Society urged to allow travellers to keep their culture
Community and State groups whose work aims to resolve traveller issues are doing nothing but damage, according to a representative of the Irish Traveller Movement.
Speaking at a two-day Meitheal Maigh Eo conference in Castlebar over the weekend, Mr Michael McDonagh said even the language used by such interest groups posed a real threat to the travelling community.
"They describe us as `a targeted group' and say they will take `action' on the traveller situation.
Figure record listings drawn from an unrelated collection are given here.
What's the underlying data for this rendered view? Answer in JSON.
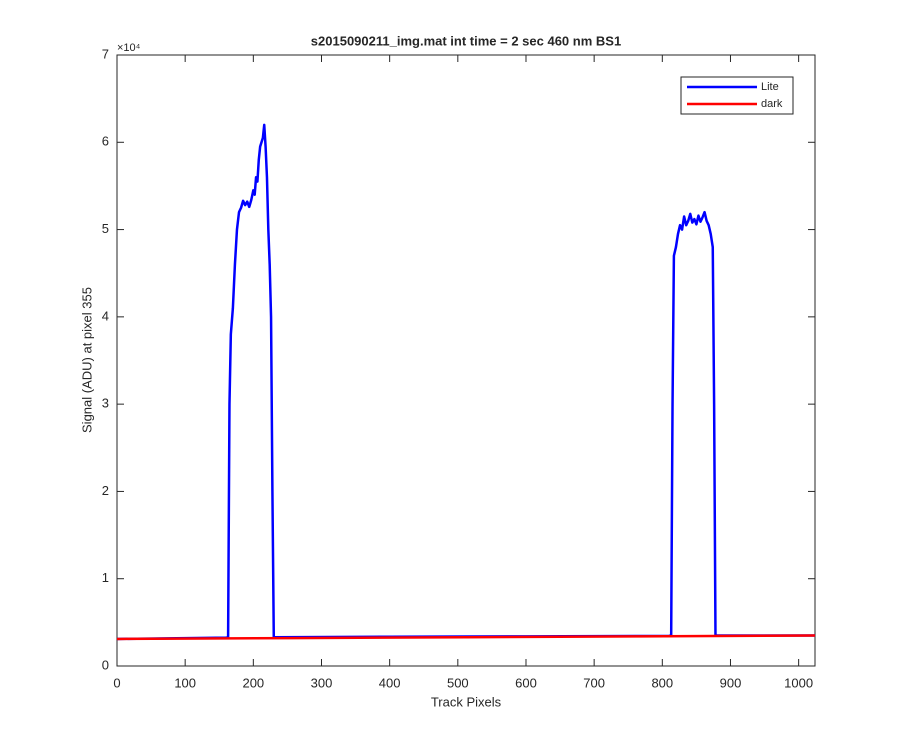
{
  "chart_data": {
    "type": "line",
    "title": "s2015090211_img.mat int time = 2 sec  460 nm BS1",
    "x_label": "Track Pixels",
    "y_label": "Signal (ADU) at pixel 355",
    "y_exponent_label": "×10⁴",
    "xlim": [
      0,
      1024
    ],
    "xticks": [
      0,
      100,
      200,
      300,
      400,
      500,
      600,
      700,
      800,
      900,
      1000
    ],
    "ylim": [
      0,
      70000
    ],
    "yticks": [
      {
        "value": 0,
        "label": "0"
      },
      {
        "value": 10000,
        "label": "1"
      },
      {
        "value": 20000,
        "label": "2"
      },
      {
        "value": 30000,
        "label": "3"
      },
      {
        "value": 40000,
        "label": "4"
      },
      {
        "value": 50000,
        "label": "5"
      },
      {
        "value": 60000,
        "label": "6"
      },
      {
        "value": 70000,
        "label": "7"
      }
    ],
    "grid": false,
    "legend": "top-right",
    "series": [
      {
        "name": "Lite",
        "color": "#0000ff",
        "x": [
          0,
          160,
          163,
          165,
          167,
          170,
          173,
          176,
          179,
          182,
          185,
          188,
          191,
          194,
          197,
          200,
          202,
          204,
          206,
          208,
          210,
          212,
          214,
          216,
          218,
          220,
          222,
          224,
          226,
          228,
          230,
          400,
          600,
          810,
          813,
          815,
          817,
          820,
          823,
          826,
          829,
          832,
          835,
          838,
          841,
          844,
          847,
          850,
          853,
          856,
          859,
          862,
          865,
          868,
          871,
          874,
          876,
          878,
          1024
        ],
        "values": [
          3100,
          3250,
          3300,
          30000,
          38000,
          41000,
          46000,
          50000,
          52000,
          52500,
          53300,
          52800,
          53200,
          52600,
          53400,
          54500,
          54000,
          56000,
          55500,
          58000,
          59500,
          60000,
          60500,
          62000,
          59500,
          56000,
          50000,
          46000,
          40000,
          20000,
          3300,
          3350,
          3400,
          3450,
          3500,
          30000,
          47000,
          48000,
          49500,
          50500,
          50000,
          51500,
          50500,
          51000,
          51800,
          50800,
          51200,
          50600,
          51600,
          50900,
          51400,
          52000,
          51000,
          50500,
          49500,
          48000,
          30000,
          3500,
          3500
        ]
      },
      {
        "name": "dark",
        "color": "#ff0000",
        "x": [
          0,
          256,
          512,
          768,
          1024
        ],
        "values": [
          3100,
          3200,
          3300,
          3400,
          3500
        ]
      }
    ]
  }
}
The fact is the Government and groups such as Leader just don't know who they are dealing with."
Mr McDonagh added that there was a tradition among settled people of threatening badly behaved children that they would be given away to the "tinkers".
He said the 1960s government commission to tackle the movement of traveller people into towns and villages after the collapse of the tin industry had also engendered a very disturbing mind-set - that travellers be rehabilitated and re-assimilated into mainstream society.
"Travellers don't need to be rehabilitated or re-assimilated to a society they never belonged to in the first place. We appreciate it was all done with good intent, but nice people can be very racist people."
He added that it was extremely hurtful to be refused patronage at hotels and pubs, he added, but now the law was there to stop this practice and traveller groups readily took legal redress these days.
Although Ireland's 30,000 Irish travellers constitute nearly a half of 1 per cent of the population, it was still possible to read about travellers in Irish newspapers every day, almost all of which was negative press.
Mr McDonagh said Irish travellers would always have a unique culture and it was necessary for society to embrace this diversity as a good thing.
Mr Justin Sammon, of Meitheal Maigh Eo, said there was a total lack of understanding between the settled and traveller community and what was required was an appreciation of our differences.
Theologian Father Enda Mc Donagh reaffirmed that difference is something enriching, that we should embrace rather than reject.
"Fear is the greatest feature of public action to difference and gives rise to violence and hostile co-existence.
"This shameful hostility of ours just shows that we are insecure about our own Irish identity," he said.
A traveller, Ms Nancy Collins, explained that traveller culture depended on a labour-intensive economy, where recycling materials was a primary income base.
"Local authorities often prevent our work by limiting access to landfill sites, as do changes in the Casual Market Trading Act. Our contribution to recycling in Ireland is not recognised," she said.
She concluded that education was also the way forward for travelling people, but it was a difficult task to persuade travellers to adapt to this change.
"We welcome a conference like this that celebrates our differences. We need more of these," she said.